21mar what the ccc recommendations mean hero
Opinion
17 March 2021

What do the Climate Change Commission’s recommendations mean for consumers?

Jon Duffy, Consumer NZ CEO, shares his thoughts on the Climate Change Commission’s draft report.

The Climate Change Commission (CCC) caused a stir in February when it dropped its long-awaited 2021 Draft Advice for Consultation. The dull title undersells what is a potentially game-changing piece of analysis and a line in the sand for New Zealand’s relationship with the climate.

Once the recommendations had been digested, some industries seemed more surprised than others to be singled out, and at the suggestion that profiting from burning fossil fuels ad infinitum may not be the best idea for the planet. For these sectors the timelines recommended in the report seem to have been a much-needed reality check.

Some were quick to point out that this is only draft advice and there’s a lot of water to pass under the bridge before any recommendations become law or policy. Fair enough, that’s true. But there’s plenty of industry support as well, with some businesses very advanced in their thinking and, rather than railing against the inevitable, already focussing on how to bring about change sensibly.

Some consumers were taken by surprise, as well. There were reports of customers cancelling orders for gas appliances and plumbers and gasfitters losing installation contracts. We received complaints suggesting the CCC was out to rob people of their BBQs.

That the government would be seizing everyone’s BBQs seems a stretch, at least until it’s finished dealing with the pandemic and the America’s Cup is over. That said, the commission does propose transitioning away from the domestic use of natural gas by 2050. This means at some point before then, an alternative will need to be found and we’ll have to work out what to do with all those BBQs.

Badly overestimating the likely quality of summer in Wellington this year, I recently bought a BBQ. Obviously, I am interested to know how long I can (and should) use it. I also have children, who will hopefully be around a lot longer than me. These recommendations have real-world consequences: both for how I choose to cook a sausage and whether my children will inherit a planet worth living in.

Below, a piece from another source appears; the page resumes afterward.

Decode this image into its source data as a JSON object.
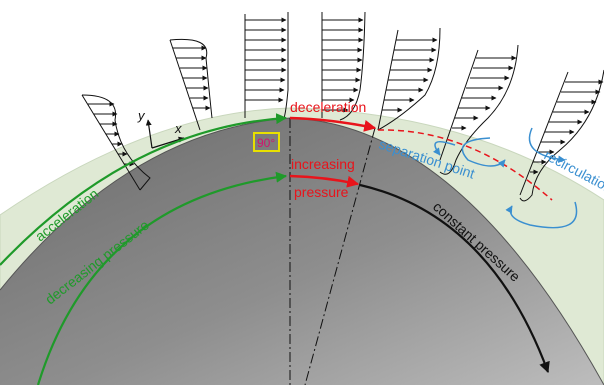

What the CCC has released puts high-emission sectors on clear notice, but that was always going to happen at some stage. For consumers, it’s a wake-up call that addressing climate change will involve actual changes in our behaviour. And that we have to act sooner rather than later.

Some consumers will have the luxury of choosing when to change their lifestyles. However, that transition won’t be easy for everyone. For example, not everyone can afford to swap out their petrol car for an electric model. This means any policy decisions made in response to the CCC report must be fair for everyone, and not disproportionately place the cost of change on those least able to afford it.

An entire chapter of the report is devoted to how the proposals could impact the people of Aotearoa. To its credit, the CCC moves beyond the science to consider fairness. It also acknowledges that emission reduction needs to occur at pace, but without slowing economic growth.

Central to the commission’s thinking is a concept of connectivity borrowed from Te Ao Māori. As the commission puts it: The people, the land, the atmosphere, the oceans – all things are connected.

In contrast, the fast consumer culture that drives many of our buying habits isn’t connected to, but is exploitative of, the environment, which is treated as a free resource. The only connectivity? The connection to profits. This isn’t sustainable.

Our habits make it difficult to imagine consuming in different ways. However, if we think about how we are connected to the world around us, our role in changing how things are produced for our consumption becomes clearer.

We already have the power to make better choices. Being more discerning about whether we need to buy that new fridge or T-shirt – despite what the marketing says – can make the purchasing decisions we do make have a positive impact. If we do need to buy, and we can afford to, we can have a positive impact through buying things that are built to last, not built to last until the two-year warranty expires.

Choosing not to buy at all and extending the life of products by repairing rather than replacing them slows demand and keeps broken goods out of landfill.

If we all did these things, manufacturers would, in turn, be forced to improve the quality and durability of what they produce to meet consumer demand.

Only time will tell what recommendations the government takes on from the CCC, but the draft report is already a success for framing its response in terms of connectivity.

As the CCC points out, it would be harmful and disruptive to go cold turkey tomorrow and eschew any product or service that produces harmful emissions. That is sensible cricket. But if there’s one thing capitalism has taught us, the quickest way to bring about change is to threaten profits.

We have some power here, but we need to break some habits to use it.